Dreamers, texte et mise en scène de Pascal Rambert ( promotion 10 de l’Ecole du TNB).

Crédit Photo : Gwendal Le Flem

Dreamers, texte et mise en scène de Pascal Rambert.

Pascal Rambert a écouté avec attention ce qui hante les nuits des vingt interprètes de la promotion 10, tout juste sortis de l’Ecole du TNB. Les jeunes gens ont livré à l’auteur et metteur en scène les secrets de leur sommeil, matériau articulé ensuite sur un thème biblique – le sacrifice avorté d’Isaac à qui Dieu substitue un bélier, permettant au père, Abraham, de ne pas tuer son fils.

Ce qui questionne le concepteur, c’est l’histoire de ce crime suspendu, de ce meurtre stoppé, boucle récurrente sur laquelle s’enroulent les récits. Soit la bascule du réalisme à sa métaphore, la substitution du sacrifice humain au sacrifice animalier, entre onirisme, réalité et cauchemars.

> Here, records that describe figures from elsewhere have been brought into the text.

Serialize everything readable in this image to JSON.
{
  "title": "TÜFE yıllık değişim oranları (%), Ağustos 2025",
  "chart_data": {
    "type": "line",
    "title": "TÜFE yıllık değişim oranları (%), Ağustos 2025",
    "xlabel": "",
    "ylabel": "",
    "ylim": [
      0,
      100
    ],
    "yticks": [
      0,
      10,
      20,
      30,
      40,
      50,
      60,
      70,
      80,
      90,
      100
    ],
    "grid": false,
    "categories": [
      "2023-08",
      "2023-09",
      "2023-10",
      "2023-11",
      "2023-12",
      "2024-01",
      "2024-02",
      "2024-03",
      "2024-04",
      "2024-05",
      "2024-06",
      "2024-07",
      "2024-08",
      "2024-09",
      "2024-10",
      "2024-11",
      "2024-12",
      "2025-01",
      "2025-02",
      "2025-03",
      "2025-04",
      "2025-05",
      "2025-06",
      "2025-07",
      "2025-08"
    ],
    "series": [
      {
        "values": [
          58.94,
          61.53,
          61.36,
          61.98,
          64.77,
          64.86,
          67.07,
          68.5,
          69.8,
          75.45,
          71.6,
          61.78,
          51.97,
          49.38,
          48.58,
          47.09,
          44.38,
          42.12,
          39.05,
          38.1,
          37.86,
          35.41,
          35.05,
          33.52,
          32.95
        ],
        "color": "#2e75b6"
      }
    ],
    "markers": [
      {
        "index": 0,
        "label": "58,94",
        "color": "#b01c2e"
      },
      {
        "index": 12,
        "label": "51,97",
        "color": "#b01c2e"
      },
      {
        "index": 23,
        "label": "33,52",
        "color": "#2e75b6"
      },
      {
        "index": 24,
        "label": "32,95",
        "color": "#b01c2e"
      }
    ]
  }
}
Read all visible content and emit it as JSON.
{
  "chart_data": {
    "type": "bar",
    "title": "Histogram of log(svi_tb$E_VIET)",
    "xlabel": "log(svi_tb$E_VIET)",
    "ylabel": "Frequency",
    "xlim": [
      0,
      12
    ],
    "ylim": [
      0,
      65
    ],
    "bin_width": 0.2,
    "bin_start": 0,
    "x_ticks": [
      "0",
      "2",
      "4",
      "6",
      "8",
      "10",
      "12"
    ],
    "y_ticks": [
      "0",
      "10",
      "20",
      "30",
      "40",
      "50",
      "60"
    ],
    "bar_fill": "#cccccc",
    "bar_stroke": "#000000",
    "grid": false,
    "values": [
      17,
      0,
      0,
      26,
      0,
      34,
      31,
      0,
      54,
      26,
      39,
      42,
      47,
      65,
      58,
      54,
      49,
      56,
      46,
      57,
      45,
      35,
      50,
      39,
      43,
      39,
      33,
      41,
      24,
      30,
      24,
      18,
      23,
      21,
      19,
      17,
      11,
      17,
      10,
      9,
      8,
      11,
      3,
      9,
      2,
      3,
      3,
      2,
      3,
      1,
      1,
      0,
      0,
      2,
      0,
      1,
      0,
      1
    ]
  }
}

La scénographie d’Aliénor Durand, éblouissante de clarté lumineuse, est tel un volume ardent, une boîte mystérieuse, un écrin de blancheur avec piano noir, à l’intérieur duquel les lumières d’Yves Godin s’amusent, dessinant des apparitions ici et là, selon l’amplitude des marées humaines scéniques; et l’ombre insolite de l’acteur qui parle se projette sur le mur en une tache de couleur.

Les costumes de Clémence Delille sont particulièrement seyants car tous les interprètes sont vêtus avec bon goût et délicatesse étudiée, ce qui fait que l’ensemble choral chorégraphié est un tableau harmonieux pour la vue – contemplation esthétique de mouvements dansés et respirés.

La chorégraphie de Rachid Ouramdane a donné forme aux rêves du metteur en scène et de ses interprètes, esquissant à l’intérieur de la boîte blanche des lignes aux gestuelles savantes.

Une danse lente et pleine de patience, à la manière scénique de l’art de Claude Régy, tout n’ayant de sens que dans l’apprentissage de la lenteur dans les déplacements – alanguissement feutré et douceur sensuelle : chacun et chacune fait attention à l’autre, l’écoute, le frôle, le protège, même si parfois apparaissent des évocations de jalousie, de rivalité ou de concurrence, de poignard levé.

Cette ronde de figures habillées de noir étincelle comme autant de soleils noirs de la mélancolie, s’apprêtant à faire le deuil de la séparation du groupe, comme les acteurs y sont préparés sur la voie vers la maturité. Ils se rapprochent ou s’éloignent – marée humaine qui frémit, silencieuse.

La musique d’Alexandre Meyer envoûte l’assistance sur scène et dans la salle, des murmures qui s’ élancent puis reculent, sans oublier les choeurs chantés du fameux Alleluia qui envahira longtemps les têtes jeunes et moins jeunes du public, bien après la fin de la représentation.

Désirs et nuit hantée d’une chambre préservée, à tous et pour tous, et qui scelle le groupe en même temps qu’il le fait éclater de trop de proximité, de connivence, d’accointance et de reconnaissance. Les rêves se mêlent à la réalité brute du monde et à la confusion généralisée.

Or, l’humour et la distance affleurent et prennent place, quand l’un des comédiens, adjugé photographe des interprètes, les flashe, un à un, photo aussitôt reproduite à l’écran. La sonorisation du geste sec donne à l’instant sa splendeur d’identification et de reconnaissance.

Le spectacle est un plaisir visuel et sonore – partition jointe du texte de Rambert qui aime tant entendre les voix et les mots d’une jeunesse furtive qui se cherche avant qu’une autre la remplace.

Vrai travail de clôture d’une formation professionnelle de jeunes interprètes qui présage au mieux de l’authenticité de leur formation et de la sincérité d’un engagement sensible et vérifiable sur le plateau. Le public ne boude pas son plaisir à voir les vingt acteurs et actrices se déployer sur la scène et qui semblent lui dire qu’ils sont là, proches et prêts à prendre le flambeau pour exister.

Avec Hinda Abdelaoui, Olga Abolina, Louis Atlan, Laure Blatter, Aymen Bouchou, Clara Bretheau, Valentin Clabault, Maxime Crochard, Amélie Gratias, Romain Gy, Alice Kudlak, Julien Lewkowicz, Arthur Rémy, Raphaëlle Rousseau, Salomé Scotto, Merwane Tajouiti, Maxime Thébault, Lucas Van Poucke, Mathilde Viseux, Lalou Wysocka.

Véronique Hotte

Du 18 au 27 novembre 2021 au Festival TNB, Théâtre National de Bretagne, 1 rue Saint-Hélier 35000 – Rennes.